Tudo isso através de uma fotografia “anti-voyeurística”, com pleno uso da profundidade de campo. Como mencionado pela especialista em cinema japonês Maria Roberta Novielli, no livro História do Cinema Japonês, o estilo adotado pelo diretor nos afasta daquele momento, para não explorar o sofrimento das mulheres – recurso esse que ele já utilizava em outras obras, como por exemplo, em Os Amantes Crucificados (1953), quando esconde a tristeza da personagem ao ler um conteúdo de uma carta atrás de roupas penduradas em um varal.

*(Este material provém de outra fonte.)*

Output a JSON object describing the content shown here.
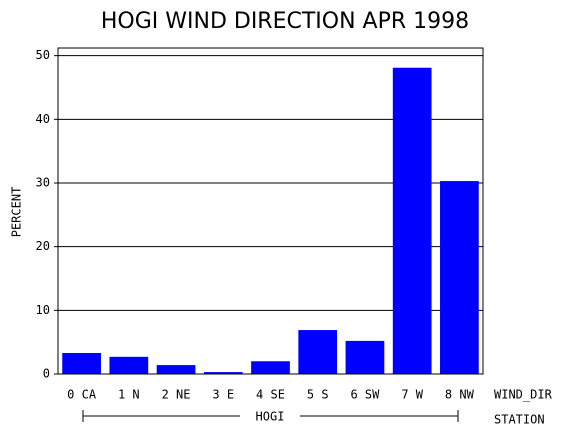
{
  "chart_data": {
    "type": "bar",
    "title": "HOGI WIND DIRECTION APR 1998",
    "y_label": "PERCENT",
    "x_label": "WIND_DIR",
    "group_axis_label": "STATION",
    "group": "HOGI",
    "categories": [
      "0 CA",
      "1 N",
      "2 NE",
      "3 E",
      "4 SE",
      "5 S",
      "6 SW",
      "7 W",
      "8 NW"
    ],
    "values": [
      3.3,
      2.7,
      1.4,
      0.3,
      2.0,
      6.9,
      5.2,
      48.1,
      30.3
    ],
    "color": "#0000ff",
    "ylim": [
      0,
      51.2
    ],
    "yticks": [
      0,
      10,
      20,
      30,
      40,
      50
    ],
    "grid": true
  }
}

Assim, a tragédia das personagens nos melodramas do diretor é inevitável, o que reforça a verossimilhança com a realidade (infelizmente) feminina. As cinco prostitutas de A Rua da Vergonha têm o destino traçado de forma drástica, e são humilhadas durante todo o processo.
O filho envergonhado pela maneira como a mãe ganha a vida a renega. O marido tuberculoso é suicida, e cobra da esposa que o sustenta a permanência em casa, mas não nega o trabalho quando precisa de dinheiro. O cliente-amante de Yorie apenas quer uma esposa para serviços domésticos (o que a torna uma escrava contemporânea, como a mesma descreve). Um cliente de Yasumi tenta matá-la quando descobre que a paixão não é recíproca, e que há apenas o interesse econômico. Miki recebe a visita do pai (um rico dono de uma empresa importante na cidade de Koichi) e nos leva a descobrir a razão de sua rebeldia: a mãe adoeceu quando descobriu a infidelidade do marido, e a amante que este sustentava no prostíbulo da cidade.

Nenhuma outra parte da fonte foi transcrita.